Three major brokerages have raised their oil price forecasts as the Iran conflict disrupts flows through the Strait of Hormuz. The situation is tightening an already fragile global supply outlook and pushing crude oil prices higher.
Swiss bank UBS warned that oil markets are currently “on edge,” with tanker traffic significantly restricted. The firm noted that limited progress in reopening the Strait of Hormuz—one of the world’s most critical energy routes—has added upward pressure on crude prices. Brent crude traded as high as $102.6 on Tuesday.
UBS now expects Brent oil to reach $90 per barrel by the end of June, before easing to $85 by the end of September and December 2026, and further to $80 by March 2027. Despite this projected moderation, the bank believes the overall trend remains upward due to worsening supply disruptions and limited spare production capacity.
The report also highlighted that tanker loading activity in the Strait has nearly stopped, while alternative export routes are operating close to full capacity. UBS added that even a coordinated release of around 400 million barrels from OECD reserves would only partially offset supply losses, which could reach up to 10 million barrels per day.
In addition to crude, refined products such as diesel, jet fuel, and LPG are expected to remain elevated and could even rise faster than oil prices. UBS emphasized that ongoing geopolitical risks and supply constraints may keep oil prices higher for longer, even if flows through the Strait resume.
In this environment, the bank continues to favor exposure to energy, gold, and other real assets, describing gold as an effective hedge and portfolio diversifier.
Barclays has also revised its oil outlook higher, stating that the Iran conflict is accelerating an already tightening market. The bank raised its 2026 Brent forecast to $84 per barrel and now expects long-term prices to stabilize closer to $80, compared to earlier projections of around $70.
Barclays analysts noted that concerns about oversupply have been replaced by real disruptions to production and supply chains. The bank estimates that approximately 8 million barrels per day of crude output have been shut in across the Middle East, alongside broader disruptions to LNG and refined fuel flows. It also increased its refining margin expectations by more than 110%, to around $11 per barrel.
Meanwhile, Mizuho has increased its 2026 forecasts for Brent and WTI crude by about 14% and 12%, respectively, projecting prices of $73.25 and $68.25 per barrel. The bank stated that even short-term supply disruptions could significantly tighten the market, reducing the likelihood of a return to lower price levels.

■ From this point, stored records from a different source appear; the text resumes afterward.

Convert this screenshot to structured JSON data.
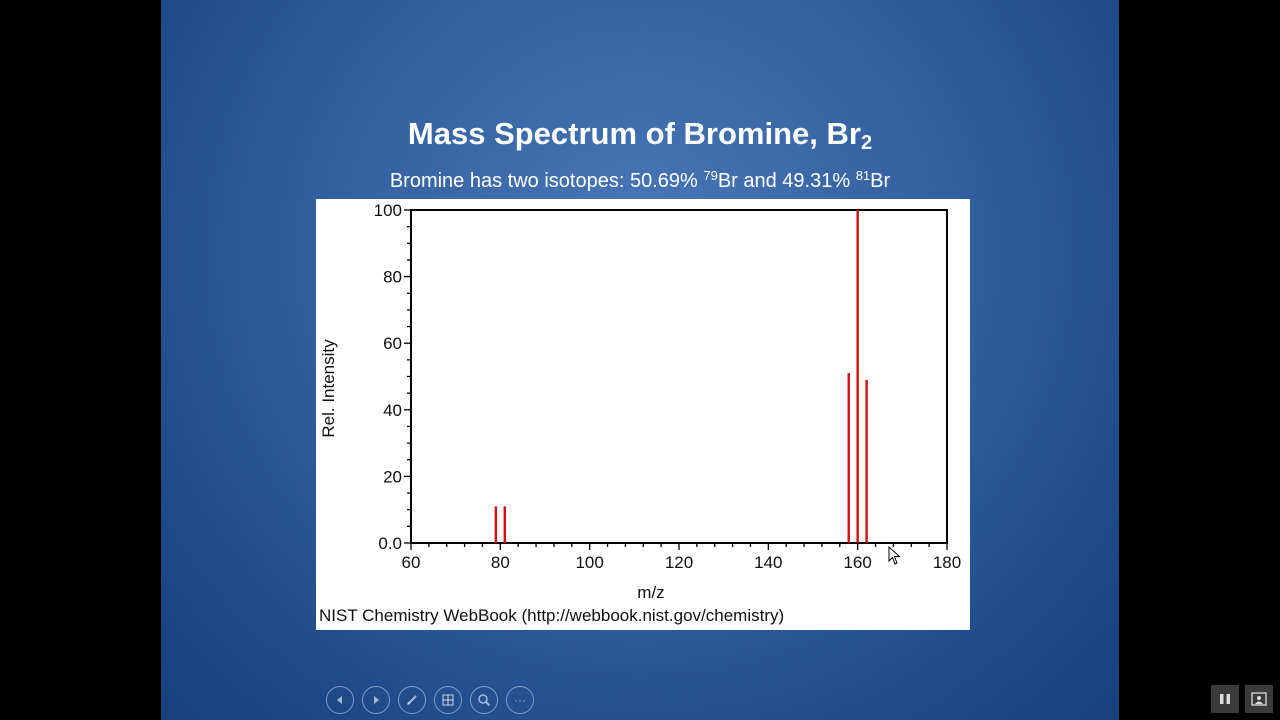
{
  "slide": {
    "title_main": "Mass Spectrum of Bromine, Br",
    "title_sub": "2",
    "subtitle_prefix": "Bromine has two isotopes: 50.69% ",
    "subtitle_sup1": "79",
    "subtitle_mid": "Br and 49.31% ",
    "subtitle_sup2": "81",
    "subtitle_suffix": "Br",
    "credit": "NIST Chemistry WebBook (http://webbook.nist.gov/chemistry)"
  },
  "chart_data": {
    "type": "bar",
    "xlabel": "m/z",
    "ylabel": "Rel. Intensity",
    "xlim": [
      60,
      180
    ],
    "ylim": [
      0,
      100
    ],
    "xticks": [
      60,
      80,
      100,
      120,
      140,
      160,
      180
    ],
    "yticks": [
      0,
      20,
      40,
      60,
      80,
      100
    ],
    "ytick_labels": [
      "0.0",
      "20",
      "40",
      "60",
      "80",
      "100"
    ],
    "bar_color": "#d01010",
    "peaks": [
      {
        "x": 79,
        "y": 11
      },
      {
        "x": 81,
        "y": 11
      },
      {
        "x": 158,
        "y": 51
      },
      {
        "x": 160,
        "y": 100
      },
      {
        "x": 162,
        "y": 49
      }
    ]
  },
  "controls": {
    "items": [
      "previous-icon",
      "next-icon",
      "pen-icon",
      "slides-icon",
      "zoom-icon",
      "more-icon"
    ],
    "more_label": "···"
  }
}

Mizuho estimates that just one month of disrupted supply—around 7.1 million barrels per day—would materially reduce the expected surplus in 2026. As a result, the probability of oil prices falling back to the low $50 range has become very low.
While a mid-year rebalancing could keep Brent prices in the $70–75 range, the broader outlook remains uncertain. Analysts noted that while there is a clear upward bias in oil prices, it is still too early to determine whether the conflict will lead to structurally higher prices over the long term.